Doc Alvin underwent further training in cosmetic surgery and gender affirmation surgery in Phuket, Thailand. “I had since been able to improve on the techniques that we were performing back then,” he offers. “Before, we would only create a vaginal canal. But now, we’re able to create the labia majora, labia manora, and clitoris. The appearance is a lot closer now to the external female genitalia. This is a very big advancement.”
The genitalia also functions as it should, says Jorge. “In fact, it’s sometimes even more sensitive than the real female genitalia, so my patients are quite happy with the result of their surgeries.”
The advantage for Filipino transgenders to have the procedure done in the country, says Jorge, is that follow-up checkups are much easier. “With gender affirmation vaginoplasty, the doctor has to watch the healing process. It’s not like other cosmetic surgery procedures na after tanggalin ang stitches, okey na. This is quite different,” he says.
Compared to countries like Thailand, the Philippines is still in its infancy stage when it comes to transgender health. But Jorge says “we are making the right moves.”

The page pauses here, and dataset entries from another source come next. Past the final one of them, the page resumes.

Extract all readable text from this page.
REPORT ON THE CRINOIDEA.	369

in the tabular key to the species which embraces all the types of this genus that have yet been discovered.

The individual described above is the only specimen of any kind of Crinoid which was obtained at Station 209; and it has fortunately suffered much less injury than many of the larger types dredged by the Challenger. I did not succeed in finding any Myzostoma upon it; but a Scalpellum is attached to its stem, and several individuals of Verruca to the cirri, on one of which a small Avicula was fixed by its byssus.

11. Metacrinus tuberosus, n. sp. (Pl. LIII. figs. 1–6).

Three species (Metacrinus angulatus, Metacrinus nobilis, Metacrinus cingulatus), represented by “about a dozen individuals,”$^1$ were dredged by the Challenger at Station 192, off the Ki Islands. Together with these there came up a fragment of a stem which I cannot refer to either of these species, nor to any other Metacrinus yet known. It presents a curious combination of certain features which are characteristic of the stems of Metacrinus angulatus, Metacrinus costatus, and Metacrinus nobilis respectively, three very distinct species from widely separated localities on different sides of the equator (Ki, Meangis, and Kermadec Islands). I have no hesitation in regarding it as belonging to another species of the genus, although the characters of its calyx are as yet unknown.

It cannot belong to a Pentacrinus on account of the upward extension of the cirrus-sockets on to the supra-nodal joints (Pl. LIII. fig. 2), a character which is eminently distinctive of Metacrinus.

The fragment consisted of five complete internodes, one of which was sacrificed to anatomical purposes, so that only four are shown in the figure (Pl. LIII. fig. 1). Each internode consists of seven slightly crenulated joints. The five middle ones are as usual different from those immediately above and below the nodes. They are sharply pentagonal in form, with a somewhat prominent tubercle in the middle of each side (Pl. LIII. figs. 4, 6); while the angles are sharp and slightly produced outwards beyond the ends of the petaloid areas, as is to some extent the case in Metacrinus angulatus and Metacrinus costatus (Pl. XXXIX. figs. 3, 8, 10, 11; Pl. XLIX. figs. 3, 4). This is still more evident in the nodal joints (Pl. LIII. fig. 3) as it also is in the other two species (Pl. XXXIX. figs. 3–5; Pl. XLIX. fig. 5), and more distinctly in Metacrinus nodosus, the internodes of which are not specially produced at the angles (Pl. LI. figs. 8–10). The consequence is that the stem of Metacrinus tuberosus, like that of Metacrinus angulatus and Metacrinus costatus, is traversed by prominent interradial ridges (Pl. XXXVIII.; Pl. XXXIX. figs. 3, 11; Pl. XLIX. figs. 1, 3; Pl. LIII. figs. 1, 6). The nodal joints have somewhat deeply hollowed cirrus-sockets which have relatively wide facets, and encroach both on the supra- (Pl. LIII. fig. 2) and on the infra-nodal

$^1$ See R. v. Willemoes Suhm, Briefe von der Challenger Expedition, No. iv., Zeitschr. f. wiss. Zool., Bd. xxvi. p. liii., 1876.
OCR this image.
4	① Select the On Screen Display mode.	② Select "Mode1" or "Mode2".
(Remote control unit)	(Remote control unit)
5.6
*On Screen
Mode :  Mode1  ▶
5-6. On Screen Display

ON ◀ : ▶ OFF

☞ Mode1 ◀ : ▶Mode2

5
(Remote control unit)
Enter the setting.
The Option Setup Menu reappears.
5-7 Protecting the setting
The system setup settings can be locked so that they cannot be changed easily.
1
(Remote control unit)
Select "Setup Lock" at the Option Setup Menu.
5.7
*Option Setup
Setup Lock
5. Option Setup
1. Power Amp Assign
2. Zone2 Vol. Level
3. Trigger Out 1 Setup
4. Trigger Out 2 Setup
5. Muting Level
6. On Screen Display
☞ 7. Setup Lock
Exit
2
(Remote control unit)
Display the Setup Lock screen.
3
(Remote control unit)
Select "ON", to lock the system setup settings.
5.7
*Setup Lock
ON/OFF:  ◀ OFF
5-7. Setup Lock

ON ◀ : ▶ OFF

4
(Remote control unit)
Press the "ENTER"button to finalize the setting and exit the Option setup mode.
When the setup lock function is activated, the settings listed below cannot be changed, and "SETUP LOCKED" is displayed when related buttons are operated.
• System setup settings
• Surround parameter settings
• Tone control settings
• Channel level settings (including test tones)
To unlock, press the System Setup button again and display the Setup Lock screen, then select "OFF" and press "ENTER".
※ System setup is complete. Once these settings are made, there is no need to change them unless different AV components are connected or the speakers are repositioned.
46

He is seeing real acceptance of transgender relationships, and seeing real loving relationships between partners. He is also seeing Filipino-to-Filipino transgender relationships. “A lot of transwomen in the country have foreign partners. But now, some of them have Filipino partners,” Jorge notes. There is still a prevailing stigma when it comes to the transgender community but Jorge is happy to see “the walls are coming down.” He says: “Hopefully, [the Filipino transgenders] just continue to be themselves. I would like them know that I’m here to support them.”